How HtmlStapler works?

Each HTML page is parsed (using fast Lagarto parser) and all javascript and CSS links are collected. The first resource link of the same type (javascript/css) is replaced with a link to HtmlStaplerServlet. All other links of the same type are removed from the page.

After parsing, HtmlStapler copies the content of all collected links into a single file, called the bundle file. These bundle files, therefore, contains the content of all javascript/CSS (i.e. resource) files that a page loads.

In other words, each set of resource files is wrapped in its unique single bundle file. If two pages loads the same resource files, they will share the same bundle file. The order of resources on page is important (by default) i.e. if two pages load the same resources in different order, they will not share the same bundle (this is configurable, however).

Each bundle has its own unique id, a bundle id. It is actually a SHA-256 digest of the string that contains all resource links. Bundle id is also a file name of the bundle file stored on file system.

Resource content is downloaded/copied as it is, without any modification. Anyhow, HtmlStapler provides a hook to additionally process this content.
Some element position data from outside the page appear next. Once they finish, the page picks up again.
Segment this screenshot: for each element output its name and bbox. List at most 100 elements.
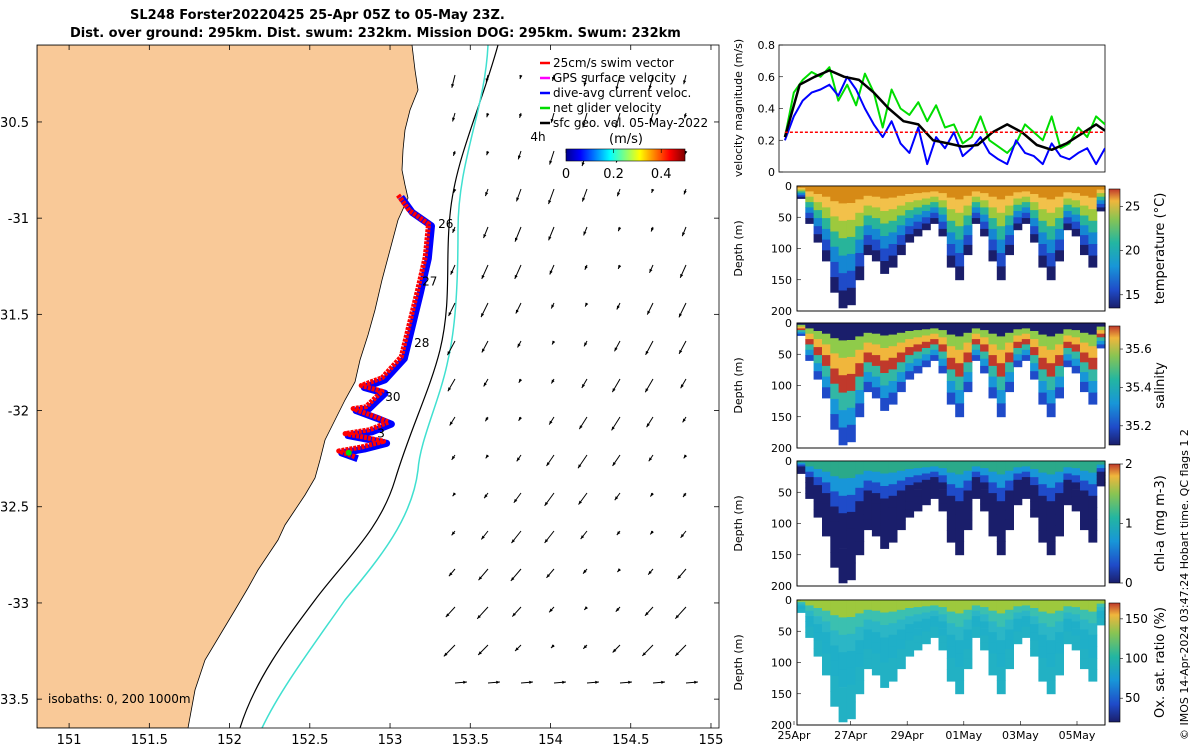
profile-cell (813, 624, 823, 633)
colorbar-label: Ox. sat. ratio (%) (1153, 607, 1168, 718)
profile-cell (822, 333, 831, 345)
legend-entry-label: dive-avg current veloc. (553, 86, 691, 100)
profile-cell (946, 634, 956, 647)
profile-cell (1088, 255, 1098, 268)
surface-velocity-arrowhead (683, 190, 687, 195)
track-day-label: 3 (377, 426, 385, 440)
profile-cell (846, 287, 856, 306)
profile-cell (1030, 600, 1039, 609)
profile-cell (822, 387, 831, 399)
profile-cell (838, 375, 848, 393)
profile-cell (830, 521, 840, 538)
profile-cell (838, 548, 848, 566)
profile-cell (921, 204, 931, 212)
profile-cell (913, 496, 923, 505)
profile-cell (846, 562, 856, 581)
profile-cell (838, 565, 848, 584)
profile-cell (930, 616, 940, 622)
surface-velocity-arrowhead (650, 492, 654, 497)
profile-cell (913, 628, 923, 637)
profile-cell (797, 193, 806, 196)
profile-cell (805, 466, 815, 473)
depth-tick-label: 50 (778, 625, 792, 638)
surface-velocity-arrowhead (614, 496, 619, 501)
colorbar-tick-label: 2 (1125, 457, 1133, 471)
profile-cell (880, 461, 890, 474)
profile-cell (888, 669, 898, 682)
profile-cell (871, 493, 881, 505)
surface-velocity-arrowhead (585, 302, 589, 307)
date-tick-label: 05May (1059, 729, 1096, 742)
profile-cell (971, 616, 981, 622)
depth-axis-label: Depth (m) (732, 357, 745, 413)
profile-cell (1013, 612, 1023, 620)
profile-cell (863, 639, 873, 650)
profile-cell (830, 491, 840, 507)
profile-cell (955, 336, 965, 351)
profile-cell (1055, 503, 1064, 515)
profile-cell (896, 490, 906, 501)
profile-cell (971, 626, 981, 633)
profile-cell (996, 514, 1006, 529)
surface-velocity-arrowhead (481, 313, 485, 318)
profile-cell (846, 650, 856, 669)
profile-cell (996, 323, 1006, 337)
profile-cell (1096, 482, 1106, 487)
profile-cell (930, 461, 940, 467)
profile-cell (1063, 217, 1073, 224)
profile-cell (888, 646, 898, 659)
profile-cell (1080, 629, 1089, 640)
depth-tick-label: 100 (771, 380, 792, 393)
profile-cell (905, 347, 915, 356)
profile-cell (830, 216, 840, 232)
surface-velocity-arrowhead (683, 493, 687, 498)
profile-cell (1063, 204, 1073, 212)
profile-cell (1030, 469, 1039, 478)
profile-cell (1063, 625, 1073, 632)
profile-cell (855, 653, 865, 668)
profile-cell (896, 519, 906, 531)
profile-cell (913, 614, 923, 622)
profile-cell (1038, 244, 1048, 256)
profile-cell (921, 600, 931, 607)
surface-velocity-arrowhead (516, 197, 520, 202)
profile-cell (1071, 600, 1081, 608)
profile-cell (988, 250, 998, 262)
profile-cell (963, 519, 973, 531)
profile-cell (988, 196, 998, 208)
profile-cell (930, 349, 940, 356)
profile-cell (1088, 346, 1098, 359)
profile-cell (1021, 621, 1031, 628)
profile-cell (921, 354, 931, 361)
profile-cell (963, 362, 973, 373)
profile-cell (1055, 376, 1064, 388)
surface-velocity-arrowhead (483, 234, 487, 239)
profile-section-fill (797, 600, 1106, 723)
profile-cell (938, 496, 948, 505)
profile-cell (1063, 341, 1073, 349)
profile-cell (813, 363, 823, 372)
profile-cell (938, 642, 948, 651)
surface-velocity-arrowhead (694, 680, 698, 684)
timescale-label: 4h (530, 130, 545, 144)
profile-cell (863, 195, 873, 206)
profile-cell (1038, 346, 1048, 359)
profile-cell (871, 514, 881, 526)
profile-cell (963, 510, 973, 521)
profile-cell (846, 511, 856, 530)
profile-cell (913, 503, 923, 512)
profile-cell (1030, 339, 1039, 348)
profile-cell (1038, 186, 1048, 198)
profile-cell (921, 329, 931, 336)
profile-cell (1005, 480, 1014, 491)
profile-cell (1088, 357, 1098, 370)
profile-cell (888, 623, 898, 636)
profile-cell (1088, 381, 1098, 393)
profile-cell (855, 680, 865, 695)
profile-cell (1038, 507, 1048, 520)
profile-cell (921, 217, 931, 224)
profile-cell (996, 349, 1006, 364)
profile-cell (955, 461, 965, 475)
profile-cell (1080, 362, 1089, 373)
surface-velocity-arrowhead (618, 227, 622, 232)
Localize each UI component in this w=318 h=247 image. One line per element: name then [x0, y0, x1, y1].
For example, javascript and CSS can be minimized with some 3rd party tool before stored in a bundle file.

Once bundle files are stored on file system, they will be recognized next time when server is (re)started. Therefore, bundle files will be not created again if a bundle file with the same bundle id (i.e. the file name) already exist on file system. To enforce new bundles on each server start, call reset() method after HtmlStaplerBundlesManager is created.

Working Strategies

HtmlStapler may work in two ways, i.e. strategies, called ACTION_MANAGED and RESOURCES_ONLY. The difference is if the relation between page url and its bundle id is stored in memory, or if bundle id is resolved each time per page.


In this strategy, bundles manager (a component of HtmlStapler) saves relation between page and its resource bundles. For each request action path, resolved bundle ids are stored in memory, so next time when page is called there will be no additional processing at all.

First time when bundle is created, the page is fully parsed and the bundle receives a temporary id (a simple number) that is used on very first page loading. From that point, HtmlStapler binds the real bundle id to the action path and all further page loads will use real bundle id.

ACTION_MANAGED strategy stores relations between bundle files and requested pages. This strategy gives top performances, but consumes memory. Be careful if web application has big number of dynamic links - OutOfMemoryException may be thrown at some point in time.

Reducing memory usage

HtmlStapler stores bundle id for each action path i.e. page of web application. Since many pages share the same resources, they will also share the same bundle id instances.

However, some web applications use REST-like urls for the same page, but for different content. For example, a web application that shows daily forecast, might have urls like: /weather/2011/10/28/SanFrancisco. The number of such urls may be virtually infinitely, so HtmlStapler may throw OutOfMemoryException at one point.

To solve this issue within this strategy, user should override resolveRealActionPath() and return the main action path for dynamic ones, i.e. /weather.html.


In this strategy, bundles manager doesn't store relations between page and bundle ids. Instead, the bundle id is resolved each time page is called from collected set of links. Of course, bundle file is created just for the first time, if it already does not exist on the file system under the same bundle name.

RESOURCE_ONLY strategy resolves bundle id every time page is loaded. This is very pragmatic strategy that gives slightly slower performances, but there is no additional memory consumption.